RCAH Professor Eric Aronoff’s New Book Explores Science Fiction, Culture, and the Power of Storytelling
May 13, 2025
- Professor Eric Aronoff’s new book, Culture’s Futures, examines how science fiction challenges and redefines ideas of culture, identity, and power.
- Drawing on years of teaching and scholarship, Aronoff reflects on how the book evolved through student conversations and shifting literary perspectives.
- From classic authors to contemporary voices, the book shows how science fiction serves as a space for negotiating competing cultural visions and imagining alternative futures.
By Jessica Watley | RCAH Senior Communications Intern
Associate Professor Eric Aronoff of the Residential College in the Arts and Humanities (RCAH) at Michigan State University has spent his career exploring the intersections of literature, anthropology, and cultural theory. His latest book, Culture’s Futures: Science Fiction, Form, and the Problem of Culture (Palgrave Macmillan, 2025), examines how science fiction serves as a powerful space for negotiating and reimagining ideas of culture, identity, and human possibility.
“This book has been a long time coming,” Aronoff said. “It has changed a lot since I began thinking about it 10 years ago. While it has always focused on ideas of culture, identity, power, and literary form, the books and authors I’ve looked at—and the arguments I’ve made—have changed a great deal. And that learning process along the way has been so much fun.”
In Culture’s Futures, Aronoff explores how science fiction engages with questions traditionally addressed by anthropology and literary theory. Far from being just imaginative storytelling, he argues, science fiction is a rich intellectual site where the meanings and boundaries of culture are continually debated, challenged, and reshaped. Aronoff demonstrates how both science fiction and anthropological ethnography, in their modernist forms and postmodern/postcolonial reinventions, are intertwined technologies for constructing “culture” and difference through narrative worldbuilding. This book traces the ways science fiction authors—including Ray Bradbury, Ursula K. Le Guin, and Octavia E. Butler, as well as Indigenous futurists Craig Strete, Celu Amberstone, Rebecca Roanhorse, and Cherie Dimaline—have deployed, interrogated, and revised these models of “culture,” representation, and power to imagine new futures.
Aronoff’s new book “promises to become the standard reference for future scholars exploring the development of social science fiction after 1945,” according to Colorado State University Professor Leif Sorensen, who specializes in 20th and 21st century multiethnic literature, including science fiction.

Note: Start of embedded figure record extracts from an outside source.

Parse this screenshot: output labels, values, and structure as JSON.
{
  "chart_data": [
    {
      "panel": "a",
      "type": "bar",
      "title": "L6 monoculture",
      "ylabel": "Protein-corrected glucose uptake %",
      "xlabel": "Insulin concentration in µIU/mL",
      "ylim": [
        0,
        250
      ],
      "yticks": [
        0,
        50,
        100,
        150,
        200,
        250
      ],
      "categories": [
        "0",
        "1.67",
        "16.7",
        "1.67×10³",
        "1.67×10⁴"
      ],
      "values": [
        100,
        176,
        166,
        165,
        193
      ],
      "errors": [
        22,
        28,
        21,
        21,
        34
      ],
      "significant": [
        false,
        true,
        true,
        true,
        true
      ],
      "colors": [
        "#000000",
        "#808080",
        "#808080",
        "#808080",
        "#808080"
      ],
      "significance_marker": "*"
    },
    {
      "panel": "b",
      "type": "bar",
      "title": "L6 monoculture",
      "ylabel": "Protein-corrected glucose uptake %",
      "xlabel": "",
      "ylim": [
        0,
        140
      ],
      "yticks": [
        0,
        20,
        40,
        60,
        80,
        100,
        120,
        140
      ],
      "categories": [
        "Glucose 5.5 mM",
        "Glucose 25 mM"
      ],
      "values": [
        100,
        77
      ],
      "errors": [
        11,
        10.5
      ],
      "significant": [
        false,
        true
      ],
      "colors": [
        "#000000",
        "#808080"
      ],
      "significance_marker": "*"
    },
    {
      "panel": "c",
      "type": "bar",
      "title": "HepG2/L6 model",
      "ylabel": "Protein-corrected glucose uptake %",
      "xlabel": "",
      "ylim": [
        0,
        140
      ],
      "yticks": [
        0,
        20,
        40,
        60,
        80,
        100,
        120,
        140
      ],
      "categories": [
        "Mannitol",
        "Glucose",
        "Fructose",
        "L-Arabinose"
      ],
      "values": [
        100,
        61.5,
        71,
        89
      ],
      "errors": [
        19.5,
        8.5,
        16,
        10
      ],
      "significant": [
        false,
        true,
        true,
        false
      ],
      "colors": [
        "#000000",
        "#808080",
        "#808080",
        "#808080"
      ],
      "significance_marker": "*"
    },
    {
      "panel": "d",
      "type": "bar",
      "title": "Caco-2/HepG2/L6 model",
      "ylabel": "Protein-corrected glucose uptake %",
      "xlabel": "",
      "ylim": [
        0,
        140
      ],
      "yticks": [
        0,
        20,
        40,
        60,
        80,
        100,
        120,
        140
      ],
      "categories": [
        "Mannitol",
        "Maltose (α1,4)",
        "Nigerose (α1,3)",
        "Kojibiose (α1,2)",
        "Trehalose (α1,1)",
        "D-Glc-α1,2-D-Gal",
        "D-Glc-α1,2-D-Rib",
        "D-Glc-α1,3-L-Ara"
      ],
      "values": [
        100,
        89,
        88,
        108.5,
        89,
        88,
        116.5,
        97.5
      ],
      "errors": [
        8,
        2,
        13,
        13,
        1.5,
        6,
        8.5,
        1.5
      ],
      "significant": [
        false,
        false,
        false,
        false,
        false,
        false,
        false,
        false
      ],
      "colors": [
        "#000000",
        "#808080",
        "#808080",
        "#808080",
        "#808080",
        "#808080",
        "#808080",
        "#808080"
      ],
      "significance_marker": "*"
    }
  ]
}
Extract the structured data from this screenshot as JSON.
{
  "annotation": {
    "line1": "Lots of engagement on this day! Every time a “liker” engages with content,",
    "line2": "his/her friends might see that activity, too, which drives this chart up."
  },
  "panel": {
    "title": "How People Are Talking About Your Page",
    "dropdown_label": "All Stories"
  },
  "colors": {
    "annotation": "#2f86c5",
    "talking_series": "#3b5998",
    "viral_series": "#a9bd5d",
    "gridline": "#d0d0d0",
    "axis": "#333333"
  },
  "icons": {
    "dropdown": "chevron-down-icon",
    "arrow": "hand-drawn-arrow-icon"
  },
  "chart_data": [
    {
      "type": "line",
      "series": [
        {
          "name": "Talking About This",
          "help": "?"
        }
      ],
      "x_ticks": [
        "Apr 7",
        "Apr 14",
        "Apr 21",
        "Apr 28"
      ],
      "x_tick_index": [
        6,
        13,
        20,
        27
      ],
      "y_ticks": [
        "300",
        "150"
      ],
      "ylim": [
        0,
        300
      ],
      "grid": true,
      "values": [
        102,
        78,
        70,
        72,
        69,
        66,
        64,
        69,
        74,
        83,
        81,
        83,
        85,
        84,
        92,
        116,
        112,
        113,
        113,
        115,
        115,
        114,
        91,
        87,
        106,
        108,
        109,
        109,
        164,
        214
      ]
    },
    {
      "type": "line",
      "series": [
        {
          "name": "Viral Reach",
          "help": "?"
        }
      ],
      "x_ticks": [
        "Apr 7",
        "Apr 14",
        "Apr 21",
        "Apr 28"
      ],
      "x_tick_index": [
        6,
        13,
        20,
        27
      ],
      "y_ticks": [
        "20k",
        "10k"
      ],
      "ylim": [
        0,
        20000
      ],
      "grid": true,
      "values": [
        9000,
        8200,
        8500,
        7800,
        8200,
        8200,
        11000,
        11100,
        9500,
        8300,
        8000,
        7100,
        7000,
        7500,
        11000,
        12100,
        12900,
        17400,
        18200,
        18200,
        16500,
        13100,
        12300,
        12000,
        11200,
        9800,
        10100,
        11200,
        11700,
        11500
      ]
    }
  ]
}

“Culture’s Futures is a brilliant work of interdisciplinary scholarship,” Sorensen said. “Aronoff addresses a gap in scholarship on science fiction and anthropology by illustrating the complex ways in which both develop their poetics in relation to one another.”
Aronoff, who earned the MSU Teacher-Scholar Award in 2011, credits his RCAH students as a key part of the book’s development.
“Those ideas have developed very much in the great conversations I’ve had with RCAH students in my science fiction classes over the years,” Aronoff said. “So in a real way, every one of those students has had a hand in helping me realize this project.”
Culture’s Futures builds on Aronoff’s earlier work, including his 2013 book Composing Cultures: Modernism, American Literary Studies, and the Problem of Culture (University of Virginia Press), and reflects his continued interest in how literature addresses questions of identity, belonging, and the future.
“It’s a blast being able to read, think about, talk about, and write about books that I find fascinating,” he concludes. “How great is that?”